Ia menjelaskan, DPRD Medan akan terlebih dahulu melakukan koordinasi dengan Badan Pembinaan Ideologi Pancasila (BPIP) di Jakarta sebelum kegiatan sosialisasi Wasbang digelar di tengah masyarakat. Menurutnya, seluruh mekanisme pelaksanaan kegiatan tersebut harus mengacu pada petunjuk dan arahan BPIP.
Wong Chun Sen menambahkan, rencana koordinasi dengan BPIP akan ditindaklanjuti melalui kerja sama resmi. Ia menyebutkan, keempat pimpinan DPRD Medan dijadwalkan berangkat ke Jakarta pada Jumat, 30 Januari 2026, untuk menandatangani nota kesepahaman atau memorandum of understanding (MoU) dengan BPIP.
“Nanti kita lihat dulu bagaimana hasil kerjasamanya. Selanjutnya kita tahu sistem pelaksanaan sosialisasi wasbangnya,” ucap Wong Chun Sen.

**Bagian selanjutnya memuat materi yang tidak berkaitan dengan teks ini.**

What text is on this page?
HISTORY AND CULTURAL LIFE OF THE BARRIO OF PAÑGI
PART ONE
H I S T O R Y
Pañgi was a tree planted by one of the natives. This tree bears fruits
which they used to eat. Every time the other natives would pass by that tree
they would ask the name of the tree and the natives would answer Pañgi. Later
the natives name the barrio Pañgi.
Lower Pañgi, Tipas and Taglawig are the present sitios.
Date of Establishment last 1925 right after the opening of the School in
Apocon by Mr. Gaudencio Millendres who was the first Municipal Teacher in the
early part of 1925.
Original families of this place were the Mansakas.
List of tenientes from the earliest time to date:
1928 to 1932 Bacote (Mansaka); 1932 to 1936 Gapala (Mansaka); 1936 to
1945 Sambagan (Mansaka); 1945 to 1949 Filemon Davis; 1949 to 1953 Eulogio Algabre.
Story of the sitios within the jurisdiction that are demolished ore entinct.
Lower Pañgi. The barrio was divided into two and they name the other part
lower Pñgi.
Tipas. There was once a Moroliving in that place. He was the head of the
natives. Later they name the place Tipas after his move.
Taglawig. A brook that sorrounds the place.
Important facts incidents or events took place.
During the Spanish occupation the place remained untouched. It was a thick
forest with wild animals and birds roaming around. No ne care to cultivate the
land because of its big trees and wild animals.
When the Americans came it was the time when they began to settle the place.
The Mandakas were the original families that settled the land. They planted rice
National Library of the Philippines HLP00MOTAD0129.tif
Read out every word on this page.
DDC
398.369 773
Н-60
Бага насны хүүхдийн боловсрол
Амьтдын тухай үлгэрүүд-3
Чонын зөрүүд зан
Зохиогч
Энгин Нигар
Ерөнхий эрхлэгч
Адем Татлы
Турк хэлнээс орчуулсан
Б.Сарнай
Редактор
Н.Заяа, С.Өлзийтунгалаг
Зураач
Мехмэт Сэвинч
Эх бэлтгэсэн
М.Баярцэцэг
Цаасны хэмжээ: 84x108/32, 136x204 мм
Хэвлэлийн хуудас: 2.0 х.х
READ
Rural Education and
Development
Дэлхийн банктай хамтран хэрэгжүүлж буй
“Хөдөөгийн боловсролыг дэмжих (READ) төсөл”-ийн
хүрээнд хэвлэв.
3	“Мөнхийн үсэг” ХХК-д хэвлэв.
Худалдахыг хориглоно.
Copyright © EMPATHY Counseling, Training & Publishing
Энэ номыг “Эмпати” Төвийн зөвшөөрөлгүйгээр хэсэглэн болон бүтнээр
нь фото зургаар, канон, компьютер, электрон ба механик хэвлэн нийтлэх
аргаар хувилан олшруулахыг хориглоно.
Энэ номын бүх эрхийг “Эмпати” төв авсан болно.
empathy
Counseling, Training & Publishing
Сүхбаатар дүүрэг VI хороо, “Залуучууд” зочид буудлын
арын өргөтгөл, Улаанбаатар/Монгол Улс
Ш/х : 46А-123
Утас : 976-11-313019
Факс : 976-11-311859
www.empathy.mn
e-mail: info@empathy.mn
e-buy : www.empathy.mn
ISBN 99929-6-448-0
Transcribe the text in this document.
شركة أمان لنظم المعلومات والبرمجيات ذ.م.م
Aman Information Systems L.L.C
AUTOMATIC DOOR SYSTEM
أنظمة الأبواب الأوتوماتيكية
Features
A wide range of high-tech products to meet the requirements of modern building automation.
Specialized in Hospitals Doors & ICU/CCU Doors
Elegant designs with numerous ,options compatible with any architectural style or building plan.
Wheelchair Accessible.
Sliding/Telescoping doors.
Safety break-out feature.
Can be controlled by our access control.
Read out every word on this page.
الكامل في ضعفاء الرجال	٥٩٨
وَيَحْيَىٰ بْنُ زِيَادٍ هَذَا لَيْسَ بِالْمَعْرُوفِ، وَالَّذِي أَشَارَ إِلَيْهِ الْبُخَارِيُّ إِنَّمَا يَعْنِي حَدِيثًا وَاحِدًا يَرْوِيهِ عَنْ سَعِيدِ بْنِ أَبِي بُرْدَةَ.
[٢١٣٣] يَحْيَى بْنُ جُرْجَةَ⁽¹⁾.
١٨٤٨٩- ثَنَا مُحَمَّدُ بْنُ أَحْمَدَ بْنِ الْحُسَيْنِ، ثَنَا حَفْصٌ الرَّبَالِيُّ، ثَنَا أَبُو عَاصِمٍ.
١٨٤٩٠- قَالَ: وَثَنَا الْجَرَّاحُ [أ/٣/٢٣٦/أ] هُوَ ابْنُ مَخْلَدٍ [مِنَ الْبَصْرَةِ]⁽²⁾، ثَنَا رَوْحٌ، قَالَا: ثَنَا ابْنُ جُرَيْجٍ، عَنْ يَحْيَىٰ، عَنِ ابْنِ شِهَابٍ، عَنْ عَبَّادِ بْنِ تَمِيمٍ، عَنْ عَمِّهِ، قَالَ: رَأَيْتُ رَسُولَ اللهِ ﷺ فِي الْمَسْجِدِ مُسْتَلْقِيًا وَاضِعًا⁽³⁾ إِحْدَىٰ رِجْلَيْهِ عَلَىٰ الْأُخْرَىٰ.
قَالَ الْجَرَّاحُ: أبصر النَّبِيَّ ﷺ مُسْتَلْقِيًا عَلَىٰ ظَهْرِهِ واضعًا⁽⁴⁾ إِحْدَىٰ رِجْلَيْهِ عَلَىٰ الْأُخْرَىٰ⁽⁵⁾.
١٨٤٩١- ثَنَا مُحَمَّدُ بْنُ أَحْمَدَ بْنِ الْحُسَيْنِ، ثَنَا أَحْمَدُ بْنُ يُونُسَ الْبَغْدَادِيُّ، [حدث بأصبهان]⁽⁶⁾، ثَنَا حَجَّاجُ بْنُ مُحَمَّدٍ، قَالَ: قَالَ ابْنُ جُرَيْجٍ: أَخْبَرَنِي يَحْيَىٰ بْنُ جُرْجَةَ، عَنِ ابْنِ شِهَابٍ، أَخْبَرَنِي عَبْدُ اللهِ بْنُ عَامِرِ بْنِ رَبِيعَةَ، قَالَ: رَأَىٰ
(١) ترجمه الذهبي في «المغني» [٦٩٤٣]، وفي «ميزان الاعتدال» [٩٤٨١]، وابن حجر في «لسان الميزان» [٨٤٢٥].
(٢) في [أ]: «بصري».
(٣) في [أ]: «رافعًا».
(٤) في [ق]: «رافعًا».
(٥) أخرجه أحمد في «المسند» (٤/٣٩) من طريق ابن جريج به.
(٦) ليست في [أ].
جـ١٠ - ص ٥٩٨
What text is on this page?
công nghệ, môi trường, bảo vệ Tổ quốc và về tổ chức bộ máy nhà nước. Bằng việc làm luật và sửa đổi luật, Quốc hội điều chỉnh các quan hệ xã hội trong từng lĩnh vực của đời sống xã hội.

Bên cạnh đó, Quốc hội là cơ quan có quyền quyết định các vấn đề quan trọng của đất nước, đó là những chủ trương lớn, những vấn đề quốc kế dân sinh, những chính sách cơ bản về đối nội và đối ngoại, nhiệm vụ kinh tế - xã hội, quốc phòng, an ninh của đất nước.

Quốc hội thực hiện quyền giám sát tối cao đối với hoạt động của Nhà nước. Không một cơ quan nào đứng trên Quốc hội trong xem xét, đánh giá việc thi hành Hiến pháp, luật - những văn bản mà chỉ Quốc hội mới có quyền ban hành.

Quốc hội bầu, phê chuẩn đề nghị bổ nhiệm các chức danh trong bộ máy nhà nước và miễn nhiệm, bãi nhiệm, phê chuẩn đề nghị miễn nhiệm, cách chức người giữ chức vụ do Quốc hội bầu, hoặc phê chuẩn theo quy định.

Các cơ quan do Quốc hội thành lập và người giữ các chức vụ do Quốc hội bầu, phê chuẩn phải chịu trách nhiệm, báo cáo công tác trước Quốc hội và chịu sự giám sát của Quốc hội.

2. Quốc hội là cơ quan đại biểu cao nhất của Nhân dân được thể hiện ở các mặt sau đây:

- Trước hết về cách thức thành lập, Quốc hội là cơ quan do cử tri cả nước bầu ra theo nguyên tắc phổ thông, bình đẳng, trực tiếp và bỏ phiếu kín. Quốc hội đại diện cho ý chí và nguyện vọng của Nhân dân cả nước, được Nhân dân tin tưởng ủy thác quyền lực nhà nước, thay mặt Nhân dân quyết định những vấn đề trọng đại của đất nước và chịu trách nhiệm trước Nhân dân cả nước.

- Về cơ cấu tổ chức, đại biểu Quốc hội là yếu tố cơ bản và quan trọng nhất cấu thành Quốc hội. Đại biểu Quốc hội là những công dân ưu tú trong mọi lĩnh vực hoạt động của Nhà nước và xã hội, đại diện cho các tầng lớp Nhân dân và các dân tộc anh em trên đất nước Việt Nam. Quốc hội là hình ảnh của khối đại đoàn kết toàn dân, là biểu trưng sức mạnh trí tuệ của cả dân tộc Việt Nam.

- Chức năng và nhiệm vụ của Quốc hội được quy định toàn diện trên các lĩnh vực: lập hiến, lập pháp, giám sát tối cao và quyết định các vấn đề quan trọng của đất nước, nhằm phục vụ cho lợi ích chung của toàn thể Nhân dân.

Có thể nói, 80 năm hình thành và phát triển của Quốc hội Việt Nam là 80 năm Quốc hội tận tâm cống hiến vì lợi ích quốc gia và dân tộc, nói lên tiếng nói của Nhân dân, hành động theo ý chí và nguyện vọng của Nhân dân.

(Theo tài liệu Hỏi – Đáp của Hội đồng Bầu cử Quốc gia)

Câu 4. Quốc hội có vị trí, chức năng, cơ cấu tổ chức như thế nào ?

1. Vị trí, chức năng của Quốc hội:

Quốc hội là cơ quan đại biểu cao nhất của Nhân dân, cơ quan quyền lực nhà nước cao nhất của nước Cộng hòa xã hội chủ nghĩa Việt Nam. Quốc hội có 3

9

Terkait dinamika internal DPRD Medan, Wong Chun Sen membenarkan adanya penolakan dari satu fraksi terhadap perubahan Tata Tertib DPRD Medan yang mengatur pelaksanaan Wasbang. Dari sembilan fraksi yang ada, delapan fraksi menyetujui perubahan tersebut, sementara Fraksi Partai Solidaritas Indonesia (PSI) yang beranggotakan empat orang menolak dalam rapat paripurna.
Ketika disinggung apakah anggota Fraksi PSI akan tetap melaksanakan kegiatan Wasbang, Wong Chun Sen mengaku belum dapat memastikan. Menurutnya, keputusan tersebut merupakan kebijakan internal partai yang tidak bisa dicampuri oleh pimpinan DPRD.
“Itu mungkin kebijakan partainya, gak bisa kita campuri,” imbuhnya.
Sebagaimana diketahui, Fraksi Partai Solidaritas Indonesia (PSI) DPRD Medan melalui juru bicaranya, Reinhart Jeremy Aninditha, S.H., secara tegas menyampaikan penolakan terhadap pelaksanaan pembinaan ideologi Pancasila dan wawasan kebangsaan dalam rapat paripurna DPRD Medan yang digelar pada 20 Januari 2026.